Though some might argue this shift is not necessary, experts have stated how impactful our post-coronavirus environmental initiatives—capitalizing on quarantine-induced reductions in carbon emissions—could be, and the coronavirus pandemic itself has shown us that global collaboration is the most effective way to combat global problems. UChicago, so often a leader in research, could be a leader in the future of sustainability as well. This will only be possible, however, if the school applies to sustainability the same collaborative spirit essential to its other research. This could mean advising other universities on methods that have been successful in making our campus more sustainable and receiving new ideas from them in return, it could mean a network of universities that hold each other responsible for our carbon footprints, or it could mean University-supported conferences about environmental issues on college campuses.

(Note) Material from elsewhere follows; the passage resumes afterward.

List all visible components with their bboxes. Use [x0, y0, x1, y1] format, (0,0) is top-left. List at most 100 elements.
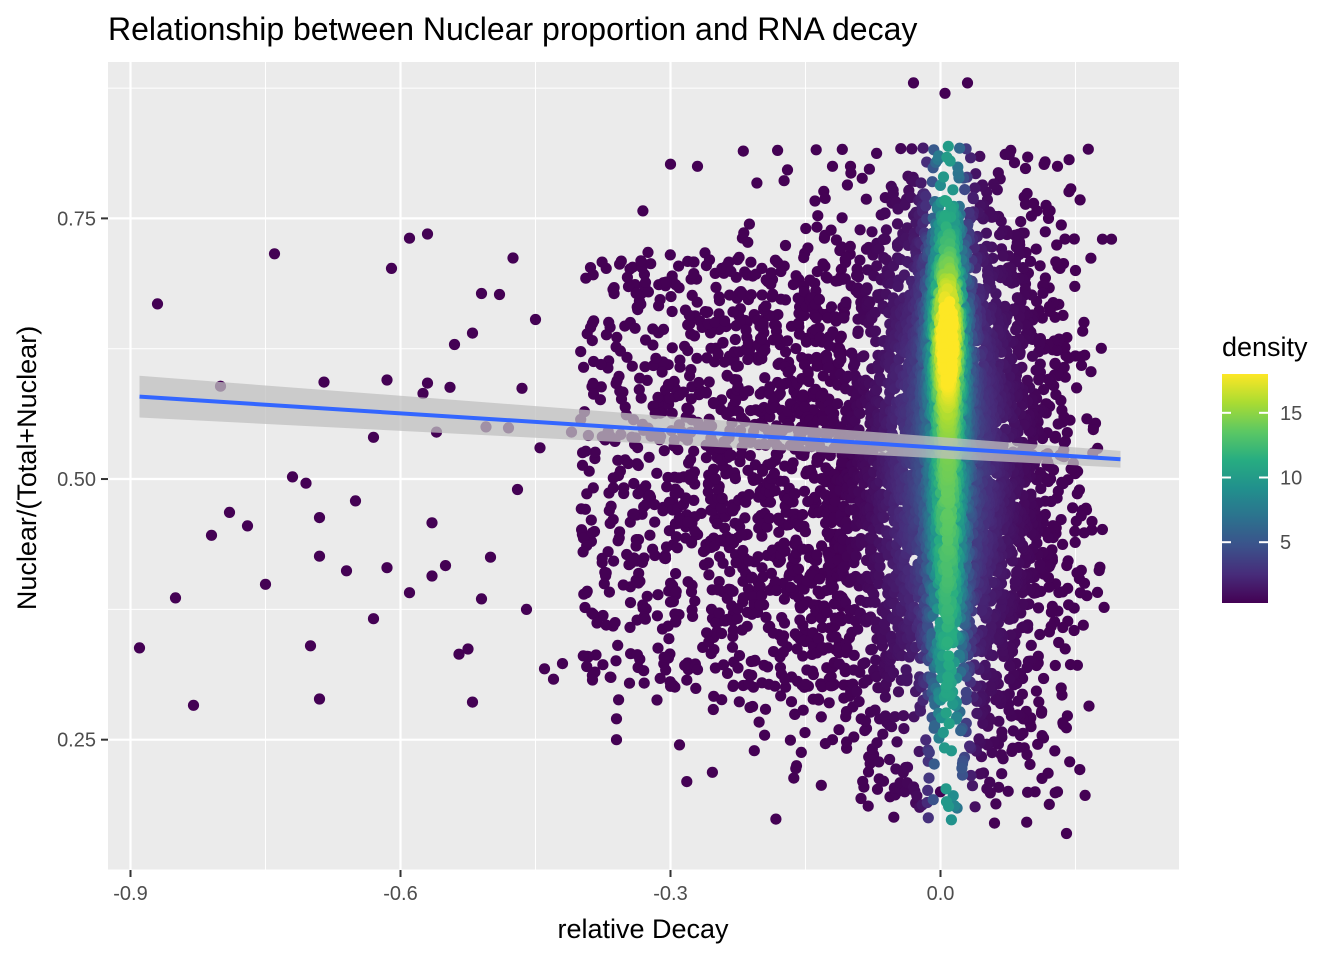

Whatever form this collaboration might take, it will help create more sustainable practices on each campus that is involved, and, thus, have a greater impact on global climate than any institution could have working alone.
The past year has shown that UChicago can make real commitments to more sustainable practices and that the administration realizes these practices are important, however much it might shy away from long-term and expensive environmental efforts. While it would be a radical departure from the past, UChicago has the potential to emerge from quarantine as a leader in environmental sustainability, prioritizing data transparency for the sake of other institutions as well as their own, and working with other institutions to make conscious, genuine commitments to the more sustainable future we all need. As a leading research university, UChicago has a duty to take initiative and change its historical approach to sustainability, for only through transparency and collaboration will we emerge from the pandemic with the potential for progress toward a greener world.
Elizabeth Winkler is a second-year in the College.